Would I be correct in suggesting that mainly Marlborough and Orlando would
be the R&D centres - with the design of various algorithms for new 3D
parts - while the Santa Clara team would be primarily responsible for
implementing them in silicon?
No, because the architecture of the R300 and R500 is all coming from the
Valley, but we've got great architects in all three sites.
Bob Drebin in the Valley is in charge of the architecture team and so he's
in charge of the development of all the subsequent architectures but he goes
out to the other teams key leaders and that forms the basis of the unified
architectural team. At an implementation level, you're right - Marlborough
is mainly focused on the "special projects" and that will probably be
another 18 to 24 months for them. So the R600 family will mainly be centred
primarily in the Valley and Orlando with a little bit from Marlborough, and
then the R800 would be more unified.
As we go through each architectural change we begin to see that an
increasing number of chips are being produced by the IHV's - first only one
ASIC was produced to meet the entire market, then two, and last year it was
three.
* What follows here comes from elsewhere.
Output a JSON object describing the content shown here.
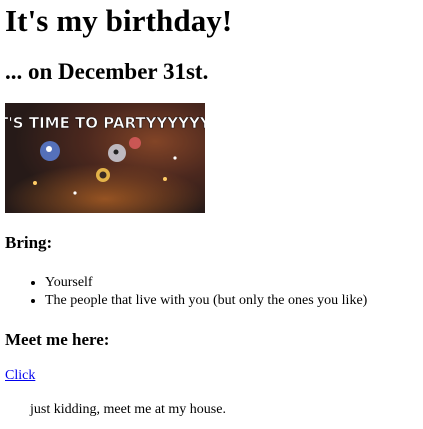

Does ATI have the engineering resources to produce that many parts in
a timely manner?
Well, I think four is needed now.
What's interesting is that you could argue there are more offerings down
below, but that's not the case. We used to design to a 10x10 die, then a
12x12 and then the R300 was 14x14 and now we're at 16x16, so you see what's
really happened is we've added more SKU's in the high end as time has gone
by, so if you're at 16x16, what's the next one down?
We think that there still is a market for a $10 part. Integrated isn't
taking over the world, so there's a huge opportunity for discrete parts out
there for about a $10-$12 selling price. So, with that at the bottom end and
you're high end part you ask if one will fill the gap, and the answer is
probably not, you might need two. So, how you implement those total 4 SKU's
is the question - is it 3 design centres and some migrant technology or is
it 4 design centres?
However, as you'll see this fall from us, and our RV lines, a total of 4
parts too. But the key is, from an architectural level, if you architect it
properly it becomes more of a system level design question, and that's what
we're looking to do.
Just after the introduction of R300 you talked about R400, however shortly
afterwards that appeared to go off the roadmap and R420 appeared - what
happened during that period? And would that be related to upcoming contracts
with console vendors?
We changed the roadmap.
You can look at cause and effect. That was not the cause, internal changes
was the cause and the outcome was that we decided the best way to go forward
was to do "this" with the PC roadmap and take "that" and use it with
X-Box. But that wasn't the cause of the roadmap change, we had to make this
change anyhow due to execution issues.
We' like to thank Dave for his frank and detailed answers to our questions.
you can see that it he has highlighted a number of changes in ATI's
engineering structure over the past year or so and it should be interesting
to watch their development and execution over their coming architectures.